The recent series of blog posts about the campus / learning workplace are the result of my growing awareness of the importance of the workplace for knowledge creation through the work I have been doing in recent years with Dr Marie Puybaraud and the Johnson Controls Global Mobility Network.
I have another string to my bow. I headed up a team, over a decade ago, responsible for establishing and growing a UK university’s work-based learning Master’s degrees across all faculties.
What this means is that rather than feeding students into pre-designed course, our starting point was a strategic thing the student’s business needed to do. We helped them scope a strategic objective and create a high-level learning / action plan. Content (theory, previous research, tools, frameworks etc) were drawn down in a just-in-time way and applied / experimented with at the point where they were needed.
The time has come
We then took this approach to Moscow and worked with very senior executives. Innovating in a university is hard work. Despite our successes in Russia and the UK, many academics resisted the work-based approach.
There has very recently though been a resurgence of strong interest in the business school, where I am a Visiting Fellow. I think work-based learning is set to come out of the shadows.
Learning at, from and through work
What I am trying to do with the Smart Work Company is to develop the work-based learning approach I helped to develop, and in which I so much believe.
In particular, I want to see if I can take it online and make the approach available to people who would not otherwise have had the opportunity to go to business school.

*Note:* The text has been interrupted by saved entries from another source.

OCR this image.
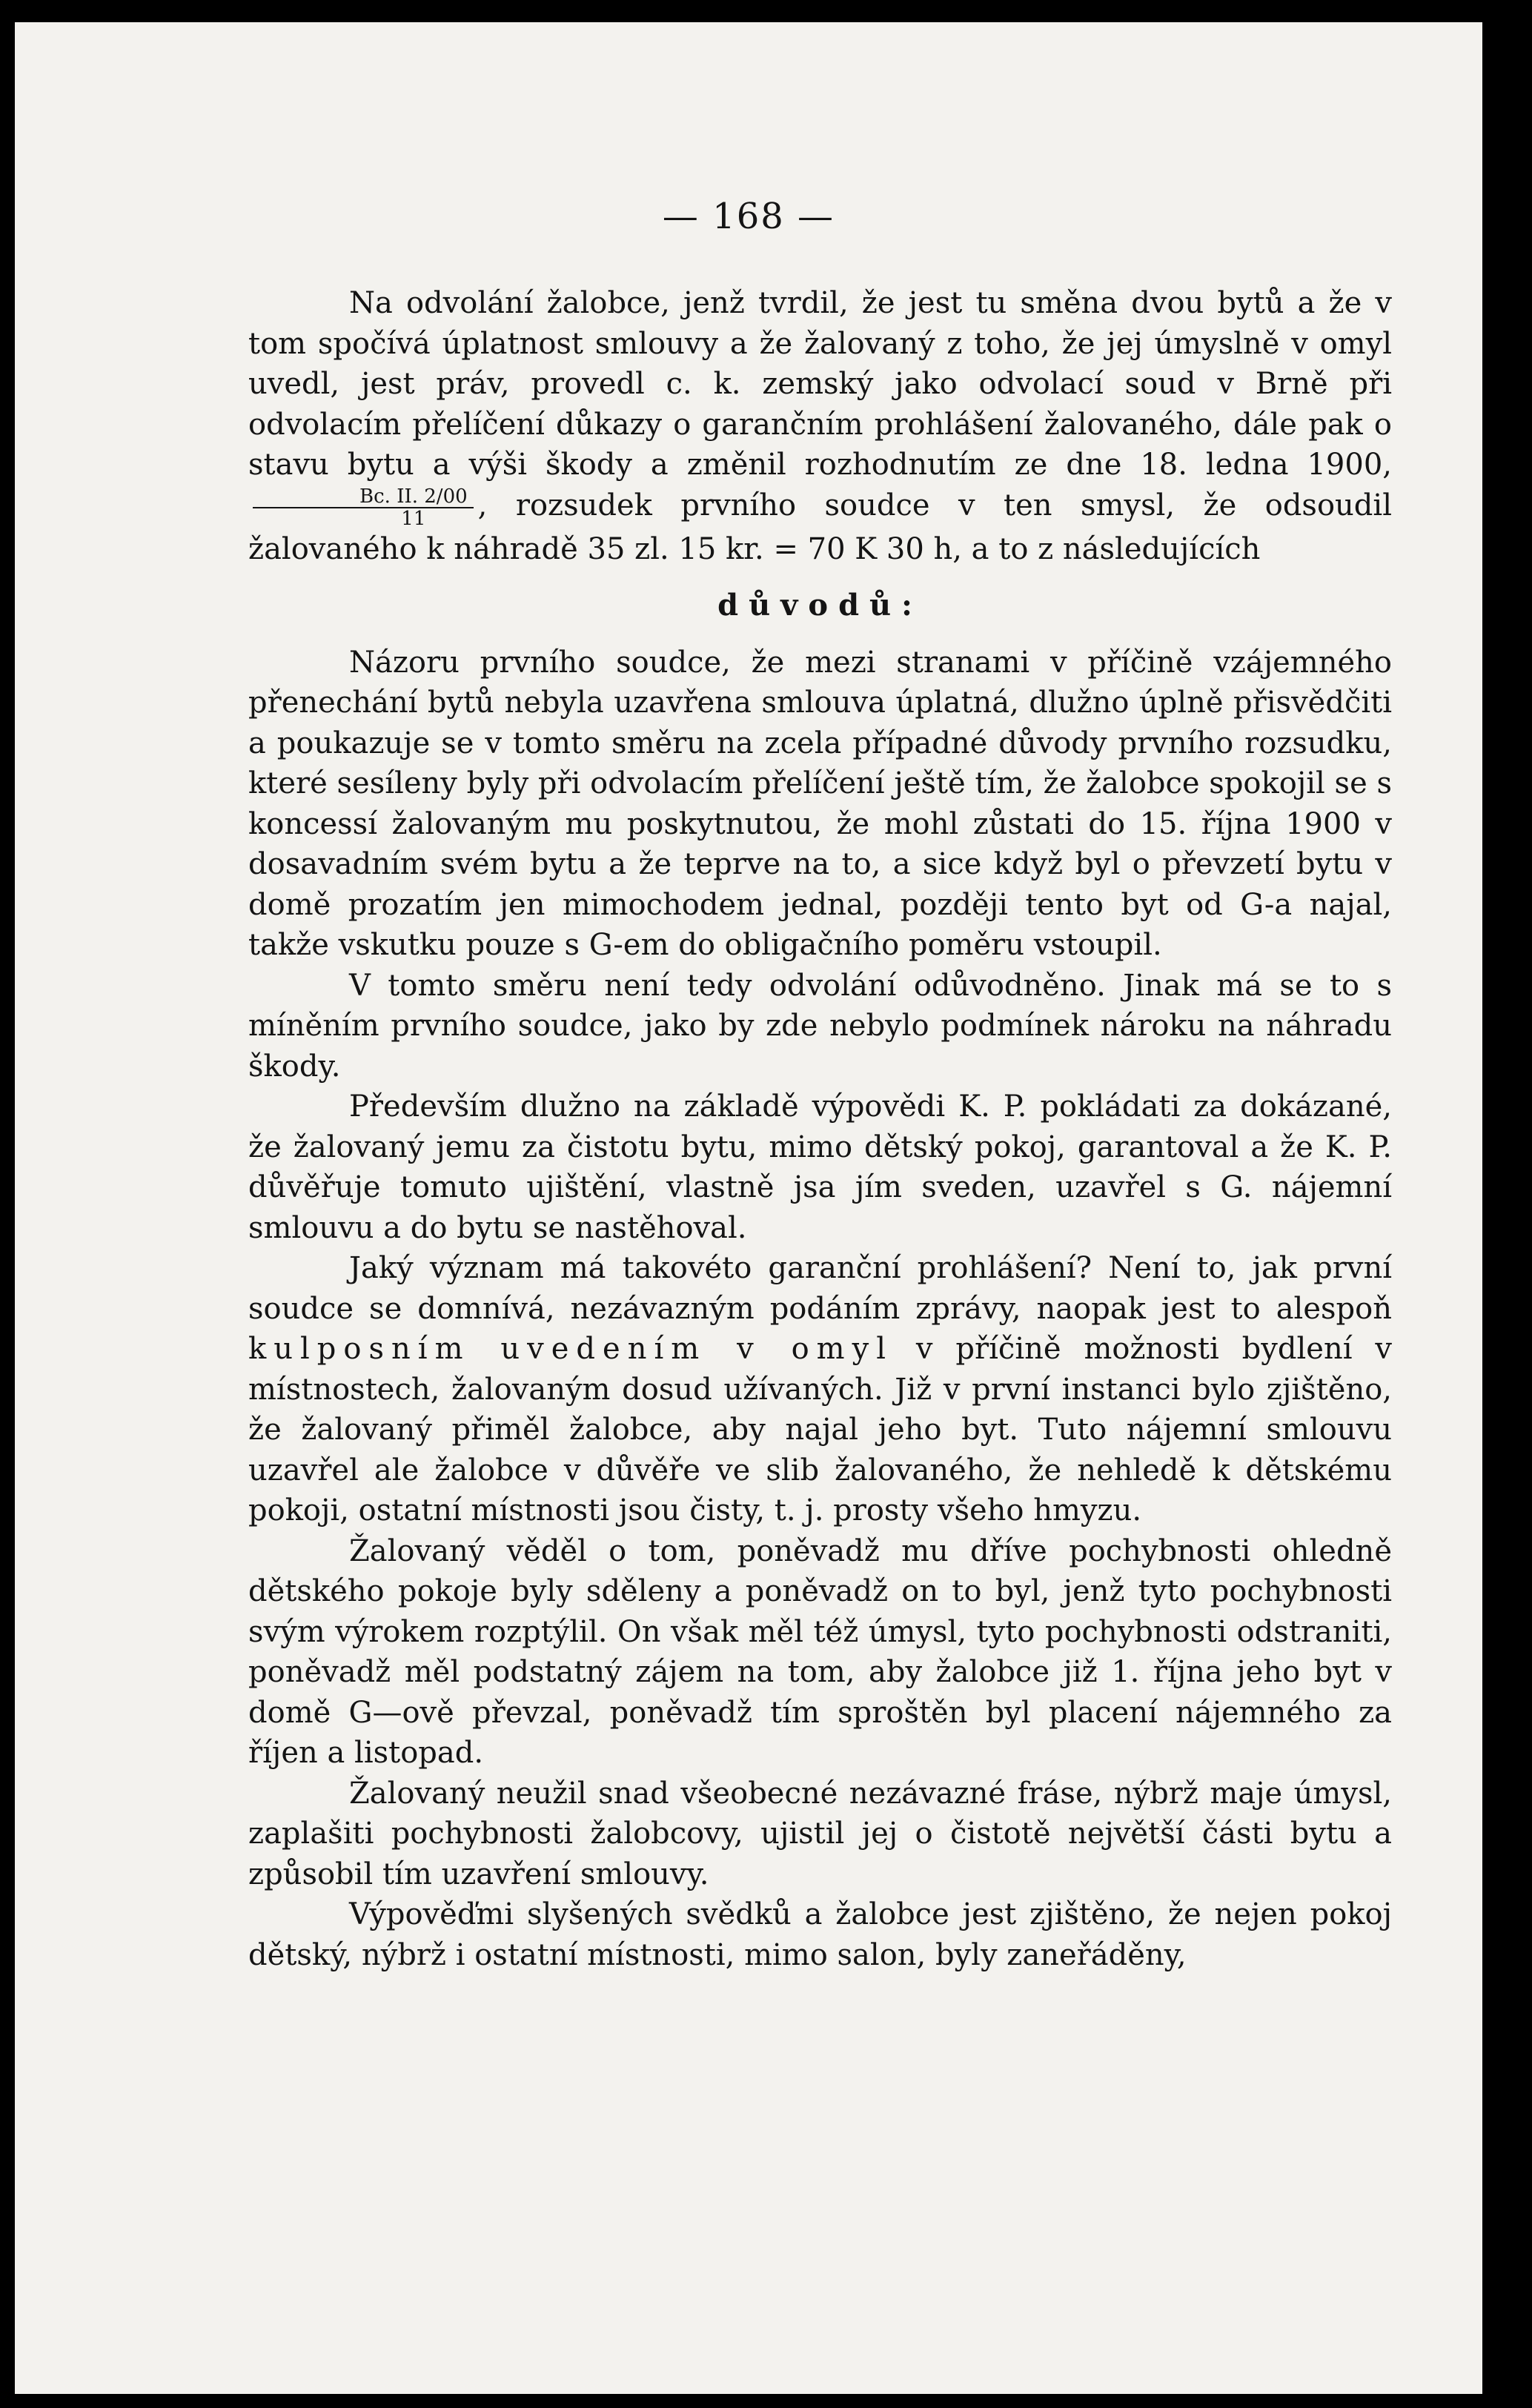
— 168 —

Na odvolání žalobce, jenž tvrdil, že jest tu směna dvou bytů a že v tom spočívá úplatnost smlouvy a že žalovaný z toho, že jej úmyslně v omyl uvedl, jest práv, provedl c. k. zemský jako odvolací soud v Brně při odvolacím přelíčení důkazy o garančním prohlášení žalovaného, dále pak o stavu bytu a výši škody a změnil rozhodnutím ze dne 18. ledna 1900,
$\frac{Bc. II. 2/00}{11}$ , rozsudek prvního soudce v ten smysl, že odsoudil žalovaného k náhradě 35 zl. 15 kr. = 70 K 30 h, a to z následujících

důvodů:

Názoru prvního soudce, že mezi stranami v příčině vzájemného přenechání bytů nebyla uzavřena smlouva úplatná, dlužno úplně přisvědčiti a poukazuje se v tomto směru na zcela případné důvody prvního rozsudku, které sesíleny byly při odvolacím přelíčení ještě tím, že žalobce spokojil se s koncessí žalovaným mu poskytnutou, že mohl zůstati do 15. října 1900 v dosavadním svém bytu a že teprve na to, a sice když byl o převzetí bytu v domě prozatím jen mimochodem jednal, později tento byt od G-a najal, takže vskutku pouze s G-em do obligačního poměru vstoupil.

V tomto směru není tedy odvolání odůvodněno. Jinak má se to s míněním prvního soudce, jako by zde nebylo podmínek nároku na náhradu škody.

Především dlužno na základě výpovědi K. P. pokládati za dokázané, že žalovaný jemu za čistotu bytu, mimo dětský pokoj, garantoval a že K. P. důvěřuje tomuto ujištění, vlastně jsa jím sveden, uzavřel s G. nájemní smlouvu a do bytu se nastěhoval.

Jaký význam má takovéto garanční prohlášení? Není to, jak první soudce se domnívá, nezávazným podáním zprávy, naopak jest to alespoň kulposním uvedením v omyl v příčině možnosti bydlení v místnostech, žalovaným dosud užívaných. Již v první instanci bylo zjištěno, že žalovaný přiměl žalobce, aby najal jeho byt. Tuto nájemní smlouvu uzavřel ale žalobce v důvěře ve slib žalovaného, že nehledě k dětskému pokoji, ostatní místnosti jsou čisty, t. j. prosty všeho hmyzu.

Žalovaný věděl o tom, poněvadž mu dříve pochybnosti ohledně dětského pokoje byly sděleny a poněvadž on to byl, jenž tyto pochybnosti svým výrokem rozptýlil. On však měl též úmysl, tyto pochybnosti odstraniti, poněvadž měl podstatný zájem na tom, aby žalobce již 1. října jeho byt v domě G—ově převzal, poněvadž tím sproštěn byl placení nájemného za říjen a listopad.

Žalovaný neužil snad všeobecné nezávazné fráse, nýbrž maje úmysl, zaplašiti pochybnosti žalobcovy, ujistil jej o čistotě největší části bytu a způsobil tím uzavření smlouvy.

Výpověďmi slyšených svědků a žalobce jest zjištěno, že nejen pokoj dětský, nýbrž i ostatní místnosti, mimo salon, byly zaneřáděny,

I have spent a long time – perhaps too long - on the content for phase two. I needed to get the story straight in my own head. Insights on workplace trends have been emerging through my work with the Global Mobility Network.
The ‘organisational dynamics’ content is shorthand for all the research, insight, frameworks, tools etc that I know of around high-performance work systems, lean, agile etc.
The content I am suggesting is for starting conversations. The whole point is for people to find their own content, be able to reflect on it, critique it, adapt it and experiment with it. The value in work-based learning is the skills and capabilities that develop through “chaotic action”.
p.s. I said I would talk about the role of social technologies in this post but have run out of time. I will leave that for the next one.